QotD: “New ID check plan to block children from porn sites”

Ministers are preparing to introduce laws to prevent children accessing online pornography.

Plans to bring in age verification for adult sites, which were shelved in 2017, are now being looked on with approval by Nadine Dorries, the culture secretary, and Nadhim Zahawi, the education secretary.

Their support follows work by Dame Rachel de Souza, the children’s commissioner, who has sent a report to ministers recommending that age verification becomes compulsory on all porn sites.

Today she reveals that in meetings with porn providers she found them willing to introduce age verification measures as long as they were imposed industry-wide.

Studies show that half of 11 to 13-year-olds have seen pornography at some point. This rises to two-thirds of 14 to 15-year-olds and four in five 16 to 17-year-olds, according to De Souza. She is also pushing for the big tech firms such as Facebook, Snapchat and Instagram to do much more to prevent children from seeing porn and other damaging material on their sites by accident, although ministers are not expected to back full age verification for these platforms.

The eight big tech companies have been summoned to a meeting on Wednesday hosted by the two ministers and De Souza to thrash out how they stop children stumbling across porn or harmful material on suicide and eating disorders.

De Souza, a former head teacher, said she had seen the hugely damaging effects of pornography on children, including a young girl who took her own life. “Kids are seeing things that warp what they think real sexual relationships are like,” she said. “I’ve had girls say to me that during their first kiss with their boyfriend he’s tried to strangle her because he’s seen it on a porn video. Girls are filming themselves in their bedroom and sending it to boys who are sharing it. These girls are being pestered ten or more times a night to send naked images of themselves. I’ve had boys traumatised because they are in big WhatsApp groups, seeing things they don’t want to see.”

The tougher rules are expected to be written into the forthcoming online harms bill, which had been due before Christmas but has been put on hold until the new year after Boris Johnson told the House of Commons liaison committee that he wanted to see it strengthened. Dorries has also told MPs that she wants it to go further.

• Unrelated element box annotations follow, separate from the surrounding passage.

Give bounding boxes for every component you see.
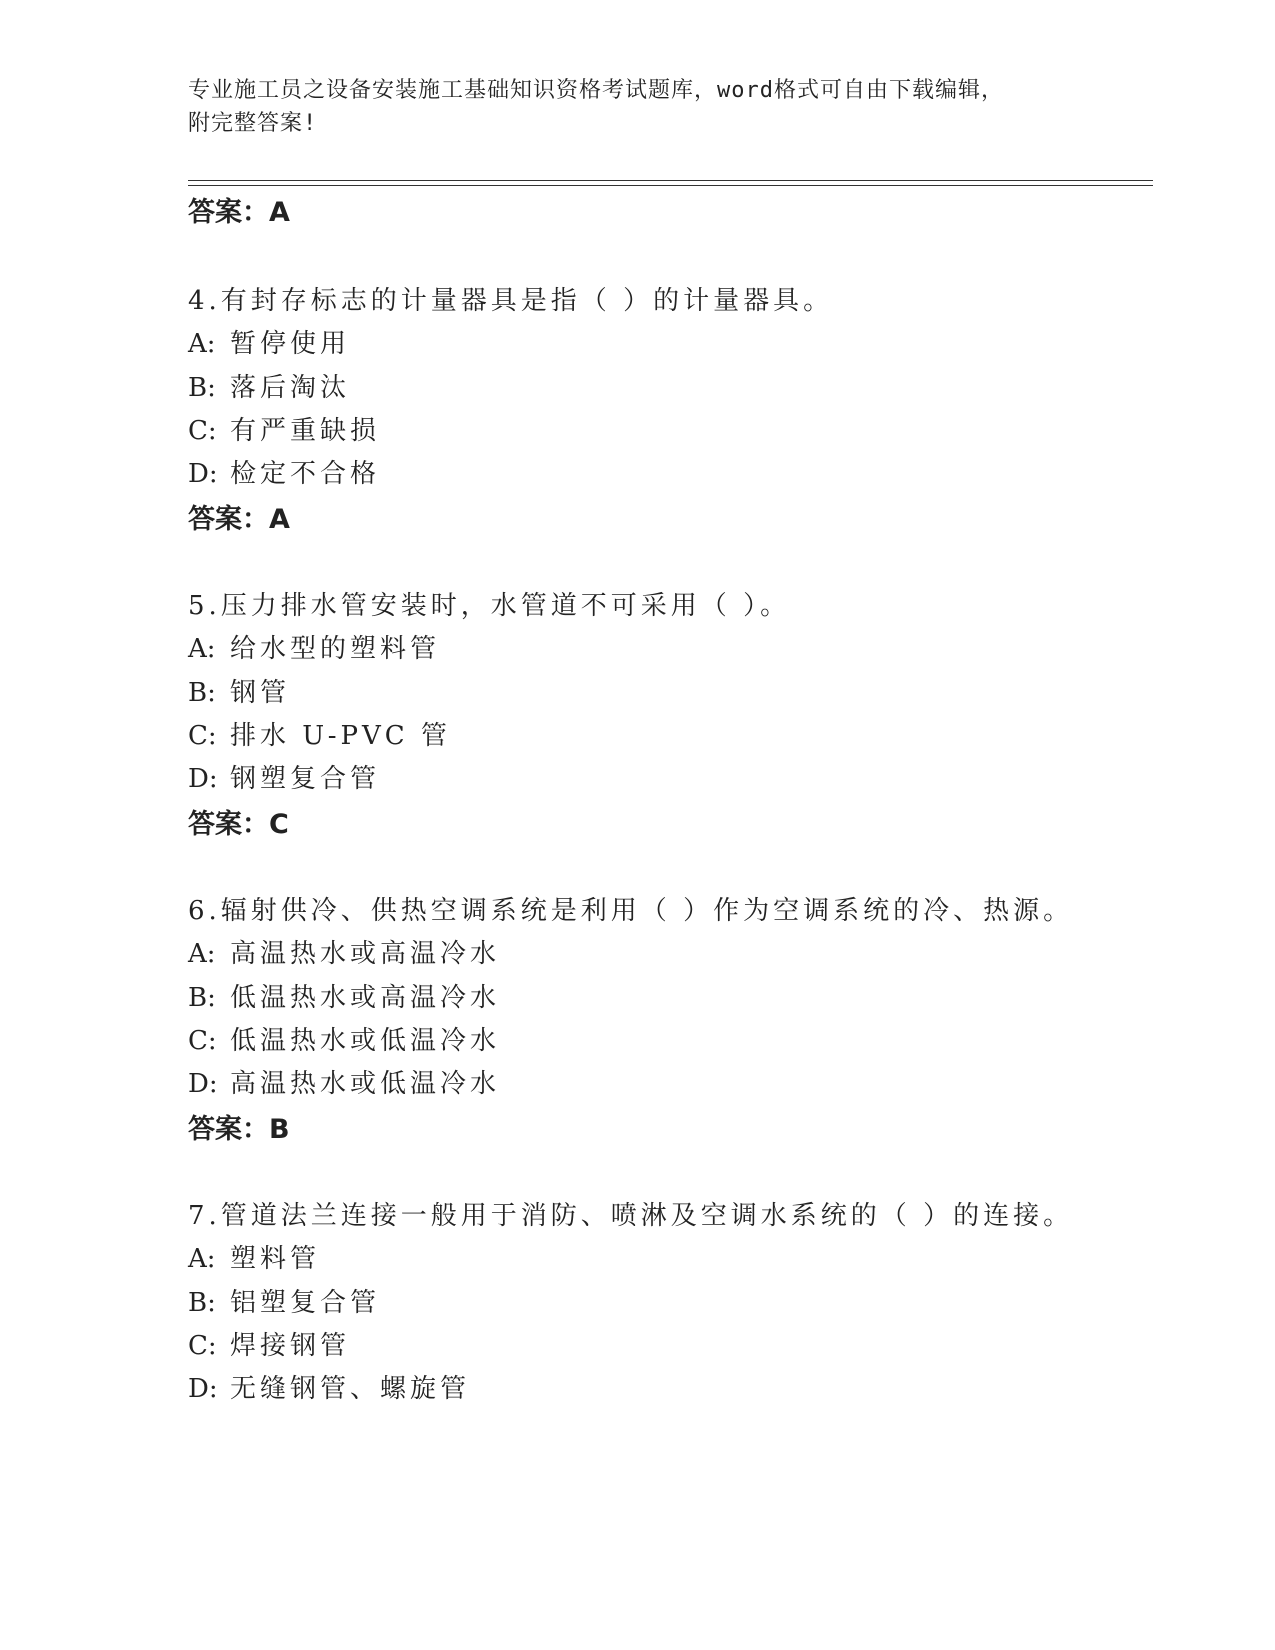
option-text: 钢塑复合管 [230, 764, 381, 794]
question-4-option-c [188, 410, 380, 447]
option-letter: C: [188, 721, 217, 751]
question-6-option-a [188, 933, 500, 970]
document-header [188, 74, 1088, 140]
question-5-option-c [188, 715, 451, 752]
option-letter: B: [188, 678, 216, 708]
option-letter: A: [188, 329, 216, 359]
option-text: 暂停使用 [230, 329, 351, 359]
question-4-answer: 答案：A [188, 504, 290, 535]
question-5-answer: 答案：C [188, 809, 289, 840]
question-6-option-c [188, 1020, 500, 1057]
question-4-option-d [188, 453, 380, 490]
option-text: 高温热水或低温冷水 [230, 1069, 501, 1099]
option-letter: B: [188, 373, 216, 403]
option-text: 低温热水或低温冷水 [230, 1026, 501, 1056]
question-7-option-c [188, 1325, 350, 1362]
option-text: 低温热水或高温冷水 [230, 983, 501, 1013]
option-text: 有严重缺损 [230, 416, 381, 446]
option-text: 铝塑复合管 [230, 1288, 381, 1318]
question-6-option-d [188, 1063, 500, 1100]
header-divider-top [188, 180, 1153, 181]
question-6-answer: 答案：B [188, 1114, 290, 1145]
header-line-1: 专业施工员之设备安装施工基础知识资格考试题库，word格式可自由下载编辑， [188, 78, 1004, 103]
question-6-text: 6.辐射供冷、供热空调系统是利用（ ）作为空调系统的冷、热源。 [188, 896, 1074, 926]
question-5-text: 5.压力排水管安装时，水管道不可采用（ ）。 [188, 591, 791, 621]
option-text: 落后淘汰 [230, 373, 351, 403]
question-7-text: 7.管道法兰连接一般用于消防、喷淋及空调水系统的（ ）的连接。 [188, 1201, 1074, 1231]
option-text: 无缝钢管、螺旋管 [230, 1374, 471, 1404]
option-letter: C: [188, 1026, 217, 1056]
question-7-option-a [188, 1238, 320, 1275]
option-letter: A: [188, 939, 216, 969]
option-text: 塑料管 [230, 1244, 321, 1274]
option-text: 给水型的塑料管 [230, 634, 441, 664]
option-letter: A: [188, 1244, 216, 1274]
option-letter: B: [188, 1288, 216, 1318]
option-text: 钢管 [230, 678, 291, 708]
answer-previous: 答案：A [188, 197, 290, 228]
header-line-2: 附完整答案! [188, 111, 318, 136]
question-4-option-a [188, 323, 350, 360]
question-4-option-b [188, 367, 350, 404]
option-text: 排水 U-PVC 管 [230, 721, 451, 751]
option-letter: C: [188, 416, 217, 446]
question-7-option-d [188, 1368, 470, 1405]
option-letter: D: [188, 764, 218, 794]
header-divider-bottom [188, 185, 1153, 186]
question-4-text: 4.有封存标志的计量器具是指（ ）的计量器具。 [188, 286, 834, 316]
question-7-option-b [188, 1282, 380, 1319]
option-letter: A: [188, 634, 216, 664]
option-text: 高温热水或高温冷水 [230, 939, 501, 969]
option-text: 检定不合格 [230, 459, 381, 489]
option-letter: C: [188, 1331, 217, 1361]
option-letter: B: [188, 983, 216, 1013]
option-letter: D: [188, 1374, 218, 1404]
option-letter: D: [188, 459, 218, 489]
question-5-option-a [188, 628, 440, 665]
question-5-option-b [188, 672, 290, 709]
option-letter: D: [188, 1069, 218, 1099]
question-5-option-d [188, 758, 380, 795]
question-6-option-b [188, 977, 500, 1014]
option-text: 焊接钢管 [230, 1331, 351, 1361]
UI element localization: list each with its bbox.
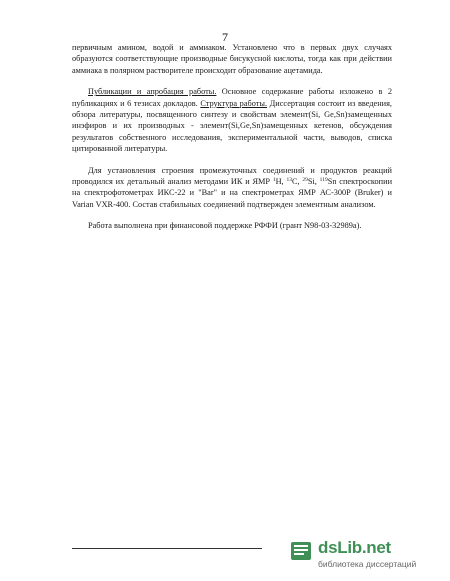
- methods-text-4: Si,: [307, 177, 320, 187]
- document-body: [72, 42, 392, 242]
- methods-text-2: Н,: [275, 177, 287, 187]
- isotope-h-mass: 1: [272, 177, 276, 184]
- methods-text-5: Sn спектроскопии на спектрофотометрах ИКС-22 и "Bar" и на спектрометрах ЯМР АС-300Р (Bruker) и Varian VXR-400. Состав стабильных соединений подтвержден элементным анализом.: [72, 177, 393, 209]
- publications-heading: Публикации и апробация работы.: [88, 87, 217, 97]
- paragraph-publications-structure: [72, 86, 392, 154]
- publications-text: Основное содержание работы изложено в 2 публикациях и 6 тезисах докладов.: [72, 87, 392, 108]
- footnote-divider: [72, 548, 262, 549]
- methods-text-1: Для установления строения промежуточных соединений и продуктов реакций проводился их детальный анализ методами ИК и ЯМР: [72, 165, 392, 187]
- watermark: [288, 536, 440, 576]
- isotope-si-mass: 29: [302, 177, 308, 184]
- structure-text: Диссертация состоит из введения, обзора литературы, посвященного синтезу и свойствам элемент(Si, Ge,Sn)замещенных инэфиров и их производных - элемент(Si,Ge,Sn)замещенных кетенов, обсуждения результатов собственного исследования, экспериментальной части, выводов, списка цитированной литературы.: [72, 98, 392, 154]
- paragraph-funding: Работа выполнена при финансовой поддержке РФФИ (грант N98-03-32989а).: [88, 221, 362, 231]
- structure-heading: Структура работы.: [200, 98, 268, 108]
- paragraph-reaction-results: первичным амином, водой и аммиаком. Установлено что в первых двух случаях образуются соответствующие производные бисукусной кислоты, тогда как при действии аммиака в полярном растворителе происходит образование ацетамида.: [72, 43, 392, 75]
- watermark-site-name: dsLib.net: [318, 538, 391, 557]
- isotope-sn-mass: 119: [319, 177, 328, 184]
- page-number: 7: [222, 30, 228, 44]
- book-logo-icon: [288, 538, 314, 564]
- watermark-subtitle: библиотека диссертаций: [318, 559, 417, 569]
- methods-text-3: С,: [291, 177, 303, 187]
- paragraph-methods: [72, 165, 392, 211]
- isotope-c-mass: 13: [286, 177, 292, 184]
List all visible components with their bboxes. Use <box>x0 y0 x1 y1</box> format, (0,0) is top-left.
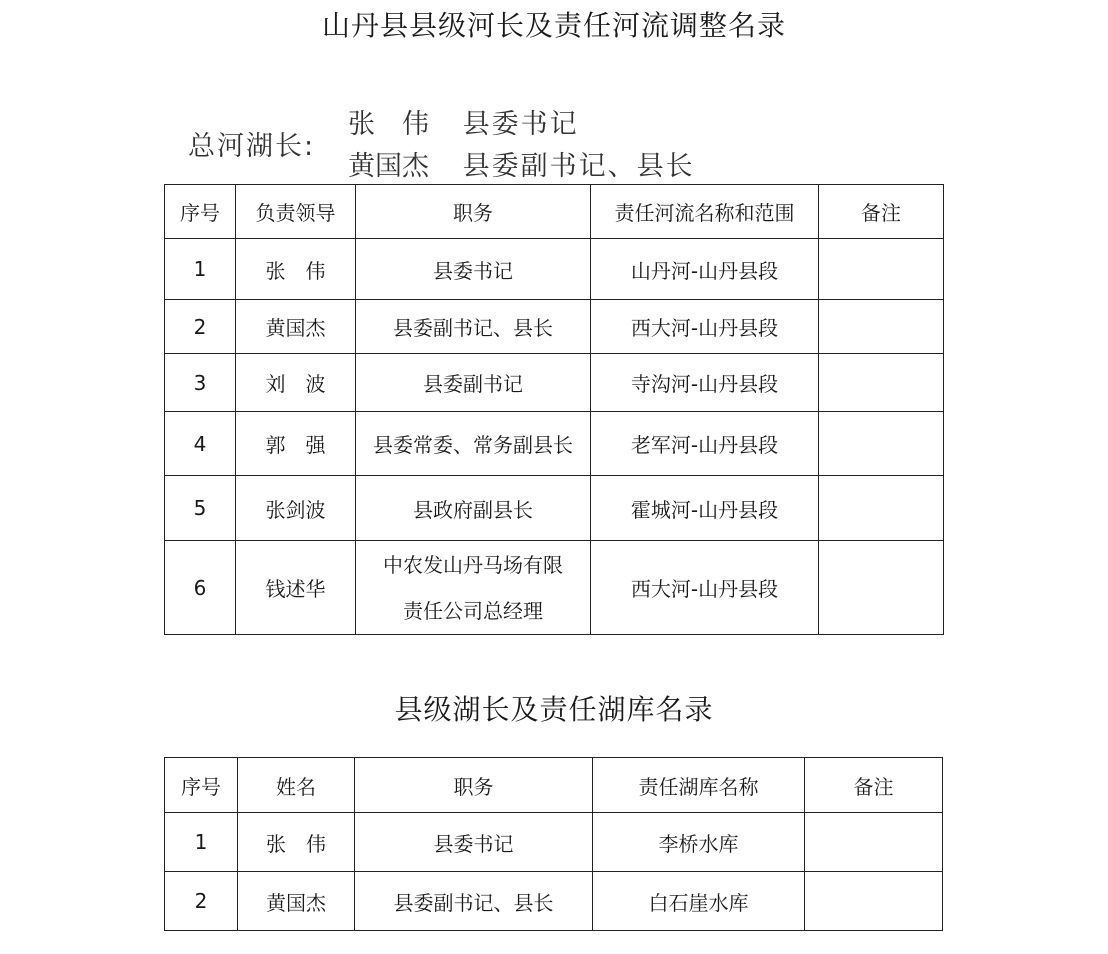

Theresa May’s government passed the Digital Economy Act in 2017, requiring commercial providers of pornography “to have robust age verification controls in place to prevent children and young people under 18 from accessing pornographic material”. However, it was never enacted after privacy campaigners claimed that it would force users to hand over their identities to porn sites.

De Souza said that technology now existed that will allow users to prove their age online using a passport or other identification in a way that they secure an access code. “Technology is so much better now and the privacy issues are no longer a concern,” she said. “Third parties can do age verification and get rid of that information straight away.

“I met with some of the biggest porn companies and challenged them on age verification. As long as all adult sites have to have age verification put on them, they would be comfortable to go forward with that. They basically said, ‘Make us do it’. I was pleased with that.”

Ministers are examining how to introduce age verification using biometric data and “age assurance” measures, whereby sites can use artificial intelligence to identify children by the way they they behave online or interact with a device, including the language they use.

Senior government sources said officials were considering whether to write changes into the published draft of the bill or whether to amend the legislation when it goes before parliament in the spring. The bill is expected to become law by the end of next year.